Common Prefixes

题意翻译

给定 $n$ 个正整数 $a_{1,2,...,n}$，要求构造出 $n+1$ 个长度不超过 $200$ 的**非空**字符串 $s_1,s_2,...,s_{n+1}$，使得 $\forall 1 \leq i \leq n$，$s_i$ 和 $s_{i+1}$ 的最长公共**前缀**长度为 $a_i$。 多组数据，数据组数 $\leq 100$，$1 \leq n \leq 100,0 \leq a_i \leq 50, \sum n \leq 100$ 翻译 by Meatherm

题目描述

The length of the longest common prefix of two strings $ s = s_1 s_2 \ldots s_n $ and $ t = t_1 t_2 \ldots t_m $ is defined as the maximum integer $ k $ ( $ 0 \le k \le min(n,m) $ ) such that $ s_1 s_2 \ldots s_k $ equals $ t_1 t_2 \ldots t_k $ . Koa the Koala initially has $ n+1 $ strings $ s_1, s_2, \dots, s_{n+1} $ . For each $ i $ ( $ 1 \le i \le n $ ) she calculated $ a_i $ — the length of the longest common prefix of $ s_i $ and $ s_{i+1} $ . Several days later Koa found these numbers, but she couldn't remember the strings.
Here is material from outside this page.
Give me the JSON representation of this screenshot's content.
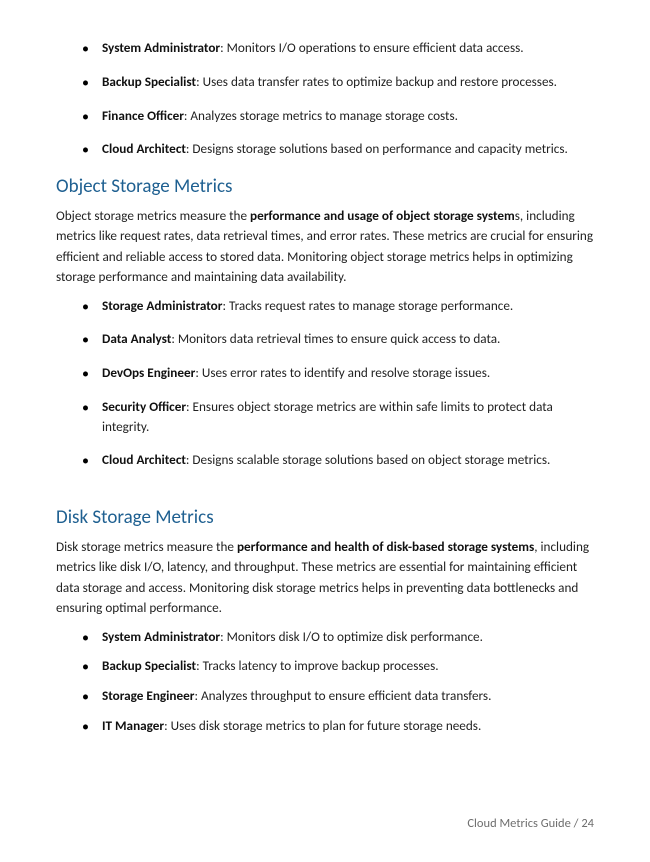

So Koa would like to find some strings $ s_1, s_2, \dots, s_{n+1} $ which would have generated numbers $ a_1, a_2, \dots, a_n $ . Can you help her? If there are many answers print any. We can show that answer always exists for the given constraints.

输入输出格式

输入格式

Each test contains multiple test cases. The first line contains $ t $ ( $ 1 \le t \le 100 $ ) — the number of test cases. Description of the test cases follows. The first line of each test case contains a single integer $ n $ ( $ 1 \le n \le 100 $ ) — the number of elements in the list $ a $ . The second line of each test case contains $ n $ integers $ a_1, a_2, \ldots, a_n $ ( $ 0 \le a_i \le 50 $ ) — the elements of $ a $ . It is guaranteed that the sum of $ n $ over all test cases does not exceed $ 100 $ .

输出格式

For each test case: Output $ n+1 $ lines. In the $ i $ -th line print string $ s_i $ ( $ 1 \le |s_i| \le 200 $ ), consisting of lowercase Latin letters. Length of the longest common prefix of strings $ s_i $ and $ s_{i+1} $ has to be equal to $ a_i $ . If there are many answers print any. We can show that answer always exists for the given constraints.

输入输出样例

输入样例 #1

4
4
1 2 4 2
2
5 3
3
1 3 1
3
0 0 0

输出样例 #1

aeren
ari
arousal
around
ari
monogon
monogamy
monthly
kevinvu
kuroni
kurioni
korone
anton
loves
adhoc
problems

说明

In the $ 1 $ -st test case one of the possible answers is $ s = [aeren, ari, arousal, around, ari] $ . Lengths of longest common prefixes are: - Between $ \color{red}{a}eren $ and $ \color{red}{a}ri $ $ \rightarrow 1 $ - Between $ \color{red}{ar}i $ and $ \color{red}{ar}ousal $ $ \rightarrow 2 $ - Between $ \color{red}{arou}sal $ and $ \color{red}{arou}nd $ $ \rightarrow 4 $ - Between $ \color{red}{ar}ound $ and $ \color{red}{ar}i $ $ \rightarrow 2 $